Fewer on the disabled list
The elderly are also less likely to be disabled than in years past.
A study published in 1997 by a group of Duke University researchers found that disability rates among the elderly declined dramatically from 1982 to 1994. They suggested better nutrition, improved public sanitation, lower levels of smoking and higher levels of education all contributed to the improvements.
Disability rates fell faster in more recent years, the analysis found, prompting many in the industry to speculate that the elderly in the 21st century might be much more mobile and self-reliant than those in similar age groups today.
In view of these expected trends, the Assisted Living Federation of America recently affiliated with the National Association of Senior Living Executives, a group that represents the independent-living industry.
Karen Wayne, ALFA's president, says that while "assisted living is still our primary focus as the cornerstone of long-term care . . . we need to look beyond what many would call long-term care" to keep people healthy and independent as long as possible.
By most accounts minorities are more likely to take care of elderly family members at home, and the long-term-care industry has been slow to target them as consumers.
Latinos, for instance, tend not to seek long-term-care services outside the family, says Michael Guerrero, policy director of the Washington-based National Hispanic Council on Aging. Guerrero says he is not aware of any long-term-care facilities that cater exclusively to Latinos today, although he says some may exist.
But even given Latinos' current preference for taking care of their own, Guerrero says there are always some elderly for whom families are unable to care.
Val Halmandaris, president of the National Association for Home Care, insists that "demography is destiny," his way of saying that home care, broadly defined, will grow at breakneck speed in the 21st century. Halmandaris also believes there will be a growing role for adult day care and respite care, both of which support families taking care of elderly relatives in the home.
The growth will benefit minorities by creating better access and better jobs. In 2020, he predicts, there will be "more employment opportunities for minorities (in home health) in ownership and management."
Although anecdotal information is the only kind available, minorities today provide much of the direct home health and other long-term care, but play only limited roles on the business side.

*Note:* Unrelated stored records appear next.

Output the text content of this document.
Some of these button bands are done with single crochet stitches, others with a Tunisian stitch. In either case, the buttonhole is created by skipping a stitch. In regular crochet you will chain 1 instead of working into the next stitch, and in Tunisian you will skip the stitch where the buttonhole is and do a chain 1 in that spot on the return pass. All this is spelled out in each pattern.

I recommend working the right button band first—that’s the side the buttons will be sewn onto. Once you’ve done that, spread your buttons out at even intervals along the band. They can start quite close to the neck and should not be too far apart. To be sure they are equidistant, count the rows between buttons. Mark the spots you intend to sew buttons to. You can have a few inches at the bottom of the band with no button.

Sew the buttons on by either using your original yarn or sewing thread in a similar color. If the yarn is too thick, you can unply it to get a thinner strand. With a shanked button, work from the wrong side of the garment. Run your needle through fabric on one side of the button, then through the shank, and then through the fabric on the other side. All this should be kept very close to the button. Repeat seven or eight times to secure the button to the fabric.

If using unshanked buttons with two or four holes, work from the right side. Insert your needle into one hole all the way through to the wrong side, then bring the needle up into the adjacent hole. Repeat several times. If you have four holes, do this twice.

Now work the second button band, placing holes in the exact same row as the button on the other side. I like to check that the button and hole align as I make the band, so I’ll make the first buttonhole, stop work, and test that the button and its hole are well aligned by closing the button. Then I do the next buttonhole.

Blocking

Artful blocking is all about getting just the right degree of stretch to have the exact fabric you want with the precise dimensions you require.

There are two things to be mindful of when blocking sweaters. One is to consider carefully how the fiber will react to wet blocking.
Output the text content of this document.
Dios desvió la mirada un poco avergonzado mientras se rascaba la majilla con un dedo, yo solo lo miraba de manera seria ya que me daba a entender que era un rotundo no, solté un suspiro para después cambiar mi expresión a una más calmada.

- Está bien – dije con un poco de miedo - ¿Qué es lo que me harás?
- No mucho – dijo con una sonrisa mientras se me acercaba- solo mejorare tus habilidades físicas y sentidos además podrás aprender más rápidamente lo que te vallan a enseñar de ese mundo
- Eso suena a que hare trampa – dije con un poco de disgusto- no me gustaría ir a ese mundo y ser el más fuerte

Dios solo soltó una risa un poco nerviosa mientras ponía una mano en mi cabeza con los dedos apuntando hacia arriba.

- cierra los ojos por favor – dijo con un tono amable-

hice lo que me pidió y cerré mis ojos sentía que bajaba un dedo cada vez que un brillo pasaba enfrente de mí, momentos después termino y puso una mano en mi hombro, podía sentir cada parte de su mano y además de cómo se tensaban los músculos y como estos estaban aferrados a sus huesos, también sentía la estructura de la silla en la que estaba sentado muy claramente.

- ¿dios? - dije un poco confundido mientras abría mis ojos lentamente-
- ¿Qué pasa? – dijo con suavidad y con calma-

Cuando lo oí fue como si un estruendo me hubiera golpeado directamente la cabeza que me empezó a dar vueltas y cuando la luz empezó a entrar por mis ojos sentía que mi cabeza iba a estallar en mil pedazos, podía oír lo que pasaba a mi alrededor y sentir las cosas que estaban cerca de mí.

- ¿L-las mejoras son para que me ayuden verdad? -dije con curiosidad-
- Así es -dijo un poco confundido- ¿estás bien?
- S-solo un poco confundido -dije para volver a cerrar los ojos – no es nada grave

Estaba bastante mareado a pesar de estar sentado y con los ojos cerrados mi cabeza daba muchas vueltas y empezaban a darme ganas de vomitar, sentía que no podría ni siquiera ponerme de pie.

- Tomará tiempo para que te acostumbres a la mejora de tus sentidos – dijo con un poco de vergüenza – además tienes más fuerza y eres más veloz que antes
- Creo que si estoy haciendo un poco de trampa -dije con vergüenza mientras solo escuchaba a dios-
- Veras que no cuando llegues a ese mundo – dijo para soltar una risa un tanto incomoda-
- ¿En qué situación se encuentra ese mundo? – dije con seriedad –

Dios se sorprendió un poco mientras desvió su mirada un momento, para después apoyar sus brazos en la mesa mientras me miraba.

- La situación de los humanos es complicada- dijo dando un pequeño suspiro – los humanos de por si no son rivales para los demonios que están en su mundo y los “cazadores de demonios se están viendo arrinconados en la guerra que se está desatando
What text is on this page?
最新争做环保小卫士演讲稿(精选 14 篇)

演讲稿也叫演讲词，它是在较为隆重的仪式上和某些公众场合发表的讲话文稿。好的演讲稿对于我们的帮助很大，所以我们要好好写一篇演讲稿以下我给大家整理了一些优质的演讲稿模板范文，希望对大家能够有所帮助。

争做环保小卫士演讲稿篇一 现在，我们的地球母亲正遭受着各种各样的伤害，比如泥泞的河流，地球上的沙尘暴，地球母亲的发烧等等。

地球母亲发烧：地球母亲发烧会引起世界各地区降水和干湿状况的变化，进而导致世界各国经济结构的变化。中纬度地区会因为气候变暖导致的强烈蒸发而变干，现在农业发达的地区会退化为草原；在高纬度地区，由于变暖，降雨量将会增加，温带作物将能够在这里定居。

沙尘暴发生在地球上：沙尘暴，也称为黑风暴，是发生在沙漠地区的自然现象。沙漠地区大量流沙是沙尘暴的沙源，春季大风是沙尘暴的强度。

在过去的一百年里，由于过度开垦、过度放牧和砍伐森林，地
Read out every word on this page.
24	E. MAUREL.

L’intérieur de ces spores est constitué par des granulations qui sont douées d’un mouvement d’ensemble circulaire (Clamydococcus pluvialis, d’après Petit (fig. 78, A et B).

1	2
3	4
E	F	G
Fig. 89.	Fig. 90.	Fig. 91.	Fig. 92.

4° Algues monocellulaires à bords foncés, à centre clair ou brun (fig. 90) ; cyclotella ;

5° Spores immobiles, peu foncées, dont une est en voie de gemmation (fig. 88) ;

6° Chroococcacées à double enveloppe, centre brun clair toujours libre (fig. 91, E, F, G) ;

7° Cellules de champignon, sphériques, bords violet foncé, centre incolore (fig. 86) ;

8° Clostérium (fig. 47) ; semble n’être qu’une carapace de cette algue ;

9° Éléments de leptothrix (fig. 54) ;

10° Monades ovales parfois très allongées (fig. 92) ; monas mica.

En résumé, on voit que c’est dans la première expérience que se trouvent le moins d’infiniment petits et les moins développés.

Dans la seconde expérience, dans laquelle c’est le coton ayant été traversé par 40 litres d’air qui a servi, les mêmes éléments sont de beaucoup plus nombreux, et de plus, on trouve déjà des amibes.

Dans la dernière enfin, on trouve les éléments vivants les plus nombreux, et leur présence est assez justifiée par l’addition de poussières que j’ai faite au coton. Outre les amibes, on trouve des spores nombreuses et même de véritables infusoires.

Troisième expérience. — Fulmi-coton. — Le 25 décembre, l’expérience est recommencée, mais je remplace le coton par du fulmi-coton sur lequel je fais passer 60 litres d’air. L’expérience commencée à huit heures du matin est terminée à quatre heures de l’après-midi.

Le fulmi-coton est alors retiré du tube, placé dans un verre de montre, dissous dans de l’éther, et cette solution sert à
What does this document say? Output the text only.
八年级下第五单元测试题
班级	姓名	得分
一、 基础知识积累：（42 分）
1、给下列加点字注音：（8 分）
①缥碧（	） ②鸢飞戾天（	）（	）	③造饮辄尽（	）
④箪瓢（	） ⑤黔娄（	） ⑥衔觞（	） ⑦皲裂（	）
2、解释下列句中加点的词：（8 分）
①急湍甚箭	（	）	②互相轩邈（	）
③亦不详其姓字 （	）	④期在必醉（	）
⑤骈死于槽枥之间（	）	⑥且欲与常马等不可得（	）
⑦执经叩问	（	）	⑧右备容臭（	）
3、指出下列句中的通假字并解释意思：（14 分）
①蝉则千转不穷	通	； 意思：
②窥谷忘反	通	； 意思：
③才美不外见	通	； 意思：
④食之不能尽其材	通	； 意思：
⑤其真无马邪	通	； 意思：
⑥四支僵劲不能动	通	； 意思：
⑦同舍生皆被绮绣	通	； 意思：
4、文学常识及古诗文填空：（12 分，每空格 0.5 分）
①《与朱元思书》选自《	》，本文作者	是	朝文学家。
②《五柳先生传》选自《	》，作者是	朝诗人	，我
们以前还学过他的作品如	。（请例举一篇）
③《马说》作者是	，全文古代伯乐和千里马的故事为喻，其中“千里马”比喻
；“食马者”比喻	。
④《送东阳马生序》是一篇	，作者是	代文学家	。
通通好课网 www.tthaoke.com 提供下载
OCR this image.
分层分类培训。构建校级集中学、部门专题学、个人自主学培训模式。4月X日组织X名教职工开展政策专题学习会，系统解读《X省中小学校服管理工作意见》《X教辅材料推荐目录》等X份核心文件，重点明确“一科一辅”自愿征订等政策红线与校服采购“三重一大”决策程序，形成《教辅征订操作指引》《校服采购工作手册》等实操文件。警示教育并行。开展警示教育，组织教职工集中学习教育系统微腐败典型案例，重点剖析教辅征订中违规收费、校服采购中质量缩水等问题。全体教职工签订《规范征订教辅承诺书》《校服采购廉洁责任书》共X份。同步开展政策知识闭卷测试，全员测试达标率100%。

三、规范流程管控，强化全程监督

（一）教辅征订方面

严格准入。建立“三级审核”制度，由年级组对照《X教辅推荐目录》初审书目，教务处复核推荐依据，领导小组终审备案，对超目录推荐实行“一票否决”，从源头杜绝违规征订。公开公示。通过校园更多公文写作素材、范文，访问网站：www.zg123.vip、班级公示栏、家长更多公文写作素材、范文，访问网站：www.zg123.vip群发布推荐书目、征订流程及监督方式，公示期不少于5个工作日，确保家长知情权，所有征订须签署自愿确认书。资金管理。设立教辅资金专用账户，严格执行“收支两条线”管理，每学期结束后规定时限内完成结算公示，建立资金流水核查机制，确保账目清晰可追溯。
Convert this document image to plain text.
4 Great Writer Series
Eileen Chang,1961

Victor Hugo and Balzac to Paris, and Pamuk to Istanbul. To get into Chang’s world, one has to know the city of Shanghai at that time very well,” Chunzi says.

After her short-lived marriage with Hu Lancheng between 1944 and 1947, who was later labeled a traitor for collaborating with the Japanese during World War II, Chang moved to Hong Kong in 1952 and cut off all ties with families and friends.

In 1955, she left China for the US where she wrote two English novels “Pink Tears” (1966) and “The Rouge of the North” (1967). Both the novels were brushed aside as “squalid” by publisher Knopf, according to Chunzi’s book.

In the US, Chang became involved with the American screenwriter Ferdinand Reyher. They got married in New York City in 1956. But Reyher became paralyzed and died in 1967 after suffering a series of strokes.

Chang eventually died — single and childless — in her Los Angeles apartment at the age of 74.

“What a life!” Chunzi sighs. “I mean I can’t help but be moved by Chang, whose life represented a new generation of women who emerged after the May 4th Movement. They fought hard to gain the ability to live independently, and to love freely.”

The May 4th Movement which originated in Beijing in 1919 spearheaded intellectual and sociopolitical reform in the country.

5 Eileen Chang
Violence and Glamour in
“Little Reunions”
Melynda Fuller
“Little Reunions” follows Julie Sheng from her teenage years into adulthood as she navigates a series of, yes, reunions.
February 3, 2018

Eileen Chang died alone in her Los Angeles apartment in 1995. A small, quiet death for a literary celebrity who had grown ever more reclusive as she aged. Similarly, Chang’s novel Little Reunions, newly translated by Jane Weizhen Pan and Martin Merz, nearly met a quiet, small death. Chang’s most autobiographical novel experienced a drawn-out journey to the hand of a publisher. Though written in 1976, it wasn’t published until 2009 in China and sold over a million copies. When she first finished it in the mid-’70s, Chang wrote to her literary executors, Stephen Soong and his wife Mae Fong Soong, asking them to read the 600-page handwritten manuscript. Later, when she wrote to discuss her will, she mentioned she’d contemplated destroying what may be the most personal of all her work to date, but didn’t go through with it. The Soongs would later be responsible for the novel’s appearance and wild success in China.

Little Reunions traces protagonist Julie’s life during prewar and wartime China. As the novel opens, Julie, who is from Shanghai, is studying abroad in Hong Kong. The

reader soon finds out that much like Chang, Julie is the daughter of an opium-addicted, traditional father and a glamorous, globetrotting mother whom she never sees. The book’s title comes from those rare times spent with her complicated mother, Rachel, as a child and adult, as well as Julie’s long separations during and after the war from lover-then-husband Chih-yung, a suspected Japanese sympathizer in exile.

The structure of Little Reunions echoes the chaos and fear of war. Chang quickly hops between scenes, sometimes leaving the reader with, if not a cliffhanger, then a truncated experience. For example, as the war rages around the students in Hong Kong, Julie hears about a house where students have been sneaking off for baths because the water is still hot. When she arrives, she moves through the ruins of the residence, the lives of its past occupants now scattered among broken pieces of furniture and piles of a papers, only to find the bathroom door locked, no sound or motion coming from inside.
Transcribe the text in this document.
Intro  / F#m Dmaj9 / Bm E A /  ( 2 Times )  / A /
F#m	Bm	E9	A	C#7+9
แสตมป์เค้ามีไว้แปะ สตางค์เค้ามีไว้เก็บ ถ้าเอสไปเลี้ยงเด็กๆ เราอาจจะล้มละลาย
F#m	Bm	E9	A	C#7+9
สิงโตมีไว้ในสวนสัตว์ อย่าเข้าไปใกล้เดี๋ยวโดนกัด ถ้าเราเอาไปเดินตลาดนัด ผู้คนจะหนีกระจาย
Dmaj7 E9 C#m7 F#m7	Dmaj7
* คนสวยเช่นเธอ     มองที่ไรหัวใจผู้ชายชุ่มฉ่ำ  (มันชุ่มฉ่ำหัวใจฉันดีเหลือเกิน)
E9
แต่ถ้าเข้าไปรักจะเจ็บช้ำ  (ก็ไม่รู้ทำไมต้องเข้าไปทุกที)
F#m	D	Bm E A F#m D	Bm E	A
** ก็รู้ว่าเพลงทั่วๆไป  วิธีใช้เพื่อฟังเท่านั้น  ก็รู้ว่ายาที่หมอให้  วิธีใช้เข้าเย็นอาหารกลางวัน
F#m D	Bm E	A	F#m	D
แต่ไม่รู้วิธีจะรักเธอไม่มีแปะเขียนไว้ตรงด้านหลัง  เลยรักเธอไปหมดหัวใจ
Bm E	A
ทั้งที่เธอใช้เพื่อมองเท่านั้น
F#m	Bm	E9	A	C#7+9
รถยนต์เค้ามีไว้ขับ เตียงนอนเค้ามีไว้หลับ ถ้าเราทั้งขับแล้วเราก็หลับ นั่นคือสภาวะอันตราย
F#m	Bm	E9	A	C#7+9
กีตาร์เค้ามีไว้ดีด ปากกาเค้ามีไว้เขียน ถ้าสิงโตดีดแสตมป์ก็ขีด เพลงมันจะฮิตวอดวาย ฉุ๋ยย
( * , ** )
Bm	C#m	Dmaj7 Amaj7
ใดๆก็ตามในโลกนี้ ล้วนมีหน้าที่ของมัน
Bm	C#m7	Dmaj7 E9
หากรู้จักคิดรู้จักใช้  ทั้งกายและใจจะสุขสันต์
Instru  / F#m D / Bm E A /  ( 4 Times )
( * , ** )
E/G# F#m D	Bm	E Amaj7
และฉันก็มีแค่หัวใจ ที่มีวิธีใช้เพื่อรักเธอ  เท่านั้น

Stone agrees that consumer demand will create more options. Affordable housing with healthcare and other services may be one industry response to growing demand from less affluent elderly. Assisted living has until recently focused primarily on the well-to-do.
She also hopes for a greater role for home care. "Home health needs to become the norm, rather than the exception," she says.
She expects more public programs to allow recipients to make their own long-term-care choices. Some states already are experimenting with such systems today, she says. But Stone also envisions a schism among long-term-care services because of increasing economic disparity among racial and ethnic groups. Accordingly, services might be even less evenly divided among an increasingly diverse population.
While the recent booming economy has made it difficult for nursing homes to retain staff, a future downturn probably would reverse that trend. Stone says it is likely that minorities are more likely to serve in the long-term-care industry than be served by it.
As for public policy, Stone doesn't see any sweeping changes to overhaul the nation's fragmented long-term-care system. Instead, she predicts more private-sector solutions in response to the demands of demographics.
"I think we'll muddle through incrementally," she says.